私にとっての真理(vol.10)

このページでは、私が実際に聞いたJ-POPのなかからいくつかをとりあげ、

いろいろ書いていくものです。


強く儚い者たち(Cocco)

「強く儚い者たち」とはだれのことでしょうか。最初はそれがわからないままなんとなく

聴いていました。でも、このレビューに書くために聞き直してみて、今ではわかったように

思います。

 

この歌には最初に冒険者が出てきます。彼は大切なものを守るため荒波をものともせず冒険に

出るのです。彼は愛の強さを信じて航海をするのです。

 

しかし彼が信じた相手であるお嬢様はあれほど堅い誓いをしていたにもかかわらず

ほかの誰かと腰を振っているのです。それは彼女がほかの男へ乗り換えたことを示しています。

 

彼女はいったいどんな経験をしてきたのでしょう。「人の愛なんて強く儚い」とあれだけの

自信を持って宣言しているのです。愛が強いということはけっこう知る機会が多いと思うのですが、

儚いなんていうことはなかなか信じられないと思うんですがねえ。
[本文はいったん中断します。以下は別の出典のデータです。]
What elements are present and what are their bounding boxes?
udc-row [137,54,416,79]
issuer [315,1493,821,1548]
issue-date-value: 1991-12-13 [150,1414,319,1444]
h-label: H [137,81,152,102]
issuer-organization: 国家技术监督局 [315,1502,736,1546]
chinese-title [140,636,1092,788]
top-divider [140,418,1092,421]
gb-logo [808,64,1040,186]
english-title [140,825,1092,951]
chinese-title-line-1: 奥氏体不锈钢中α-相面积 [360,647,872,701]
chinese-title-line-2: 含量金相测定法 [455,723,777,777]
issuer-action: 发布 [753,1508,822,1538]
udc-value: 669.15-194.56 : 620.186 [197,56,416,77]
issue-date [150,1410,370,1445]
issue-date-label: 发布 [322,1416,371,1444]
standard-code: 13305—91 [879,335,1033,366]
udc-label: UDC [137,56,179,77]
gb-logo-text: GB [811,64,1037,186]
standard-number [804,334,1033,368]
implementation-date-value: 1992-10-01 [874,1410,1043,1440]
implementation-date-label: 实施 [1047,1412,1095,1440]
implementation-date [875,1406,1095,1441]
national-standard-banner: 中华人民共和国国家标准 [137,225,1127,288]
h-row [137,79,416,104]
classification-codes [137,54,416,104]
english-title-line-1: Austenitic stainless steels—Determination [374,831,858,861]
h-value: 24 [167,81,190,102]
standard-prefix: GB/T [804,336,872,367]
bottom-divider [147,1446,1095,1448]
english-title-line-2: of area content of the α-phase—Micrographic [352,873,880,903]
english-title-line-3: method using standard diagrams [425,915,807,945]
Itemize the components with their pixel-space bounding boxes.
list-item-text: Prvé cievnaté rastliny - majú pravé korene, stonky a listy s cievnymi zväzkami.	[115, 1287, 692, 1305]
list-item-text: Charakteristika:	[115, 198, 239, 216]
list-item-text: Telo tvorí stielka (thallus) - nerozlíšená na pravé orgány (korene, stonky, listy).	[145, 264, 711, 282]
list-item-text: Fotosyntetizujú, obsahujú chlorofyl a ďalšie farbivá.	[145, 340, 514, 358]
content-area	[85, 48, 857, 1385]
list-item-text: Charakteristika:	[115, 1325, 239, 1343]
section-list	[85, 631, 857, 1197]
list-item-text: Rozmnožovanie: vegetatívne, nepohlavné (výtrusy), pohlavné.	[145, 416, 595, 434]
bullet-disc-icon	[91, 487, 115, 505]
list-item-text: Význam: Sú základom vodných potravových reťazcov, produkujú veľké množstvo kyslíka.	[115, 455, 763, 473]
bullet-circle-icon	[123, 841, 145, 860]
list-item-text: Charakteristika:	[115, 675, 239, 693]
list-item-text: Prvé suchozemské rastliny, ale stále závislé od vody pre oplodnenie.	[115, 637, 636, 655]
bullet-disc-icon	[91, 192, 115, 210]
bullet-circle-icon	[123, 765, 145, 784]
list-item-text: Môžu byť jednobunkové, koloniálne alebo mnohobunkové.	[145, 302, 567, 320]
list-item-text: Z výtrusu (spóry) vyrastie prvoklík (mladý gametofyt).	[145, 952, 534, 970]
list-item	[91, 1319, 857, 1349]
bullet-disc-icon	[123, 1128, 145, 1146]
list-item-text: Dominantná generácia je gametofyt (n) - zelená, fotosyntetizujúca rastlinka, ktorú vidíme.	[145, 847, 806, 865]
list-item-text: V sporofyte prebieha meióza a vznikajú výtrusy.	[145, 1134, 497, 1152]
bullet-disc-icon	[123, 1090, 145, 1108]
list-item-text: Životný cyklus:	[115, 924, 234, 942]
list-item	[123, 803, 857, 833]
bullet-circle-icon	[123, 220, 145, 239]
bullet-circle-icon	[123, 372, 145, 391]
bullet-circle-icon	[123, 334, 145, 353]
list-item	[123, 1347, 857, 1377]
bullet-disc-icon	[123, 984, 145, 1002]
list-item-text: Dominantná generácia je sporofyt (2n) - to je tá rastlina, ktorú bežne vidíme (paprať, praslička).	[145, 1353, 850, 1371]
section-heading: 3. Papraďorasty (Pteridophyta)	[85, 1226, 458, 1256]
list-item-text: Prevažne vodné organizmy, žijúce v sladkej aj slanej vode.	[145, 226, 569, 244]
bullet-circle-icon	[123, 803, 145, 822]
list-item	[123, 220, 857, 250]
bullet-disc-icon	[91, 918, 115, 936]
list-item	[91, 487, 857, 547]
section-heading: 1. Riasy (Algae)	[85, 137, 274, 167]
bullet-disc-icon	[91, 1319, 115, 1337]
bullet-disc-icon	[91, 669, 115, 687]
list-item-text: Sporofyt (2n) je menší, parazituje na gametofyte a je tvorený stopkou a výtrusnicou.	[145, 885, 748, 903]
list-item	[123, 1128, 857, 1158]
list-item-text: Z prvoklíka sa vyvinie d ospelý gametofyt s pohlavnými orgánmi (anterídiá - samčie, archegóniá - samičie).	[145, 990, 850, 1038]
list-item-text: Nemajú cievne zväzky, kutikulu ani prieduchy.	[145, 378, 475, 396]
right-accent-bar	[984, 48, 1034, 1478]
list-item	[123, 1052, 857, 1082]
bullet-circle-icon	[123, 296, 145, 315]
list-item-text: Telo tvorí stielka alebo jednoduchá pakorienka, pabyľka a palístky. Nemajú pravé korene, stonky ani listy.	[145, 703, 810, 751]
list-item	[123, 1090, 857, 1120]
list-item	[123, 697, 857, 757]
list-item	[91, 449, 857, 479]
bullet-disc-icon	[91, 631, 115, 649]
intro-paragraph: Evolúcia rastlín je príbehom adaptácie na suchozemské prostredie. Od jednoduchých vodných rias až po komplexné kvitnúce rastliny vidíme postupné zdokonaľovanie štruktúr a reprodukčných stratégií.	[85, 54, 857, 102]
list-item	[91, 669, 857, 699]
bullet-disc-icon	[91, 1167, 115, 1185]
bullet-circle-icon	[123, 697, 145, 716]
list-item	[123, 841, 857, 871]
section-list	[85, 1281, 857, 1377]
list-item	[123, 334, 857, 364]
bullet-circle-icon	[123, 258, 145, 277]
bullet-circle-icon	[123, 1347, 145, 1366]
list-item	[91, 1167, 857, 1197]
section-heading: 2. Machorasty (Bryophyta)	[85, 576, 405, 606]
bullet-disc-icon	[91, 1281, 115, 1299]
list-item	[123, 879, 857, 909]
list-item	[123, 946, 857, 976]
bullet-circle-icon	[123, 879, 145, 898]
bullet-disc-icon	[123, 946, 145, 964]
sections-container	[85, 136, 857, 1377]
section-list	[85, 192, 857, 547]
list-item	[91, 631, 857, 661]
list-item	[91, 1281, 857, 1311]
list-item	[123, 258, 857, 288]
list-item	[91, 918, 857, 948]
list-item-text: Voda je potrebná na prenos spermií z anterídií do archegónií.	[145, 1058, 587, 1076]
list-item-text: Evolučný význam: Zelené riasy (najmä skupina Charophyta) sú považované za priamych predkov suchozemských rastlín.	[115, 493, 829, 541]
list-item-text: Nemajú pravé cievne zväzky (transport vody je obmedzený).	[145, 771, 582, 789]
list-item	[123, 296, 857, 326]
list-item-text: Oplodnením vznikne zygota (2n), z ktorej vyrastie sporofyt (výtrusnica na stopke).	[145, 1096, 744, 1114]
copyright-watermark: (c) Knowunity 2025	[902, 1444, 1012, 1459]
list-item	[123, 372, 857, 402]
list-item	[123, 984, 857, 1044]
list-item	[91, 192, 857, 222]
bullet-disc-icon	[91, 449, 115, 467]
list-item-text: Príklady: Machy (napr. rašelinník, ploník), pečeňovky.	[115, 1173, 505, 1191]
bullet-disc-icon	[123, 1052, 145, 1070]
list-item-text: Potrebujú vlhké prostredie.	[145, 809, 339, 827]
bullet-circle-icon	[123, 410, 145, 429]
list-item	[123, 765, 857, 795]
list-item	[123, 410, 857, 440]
それがシャーマンたる

彼女に降ってきた真実なのでしょう。

 

あれだけ歌声が痛々しいのにも、歌詞の世界が人が知るにはあまりに残酷な真実を

突きつけているからでしょう。そしてそれに立ち向かって一個の芸術品にすることができる

Coccoもまた、J-POPの枠を大きく広げる役割を果たすのです。時に足から血を流す、

イエス・キリストのように。

 

頭に茨の冠がついてたら、まるで求道者のようです。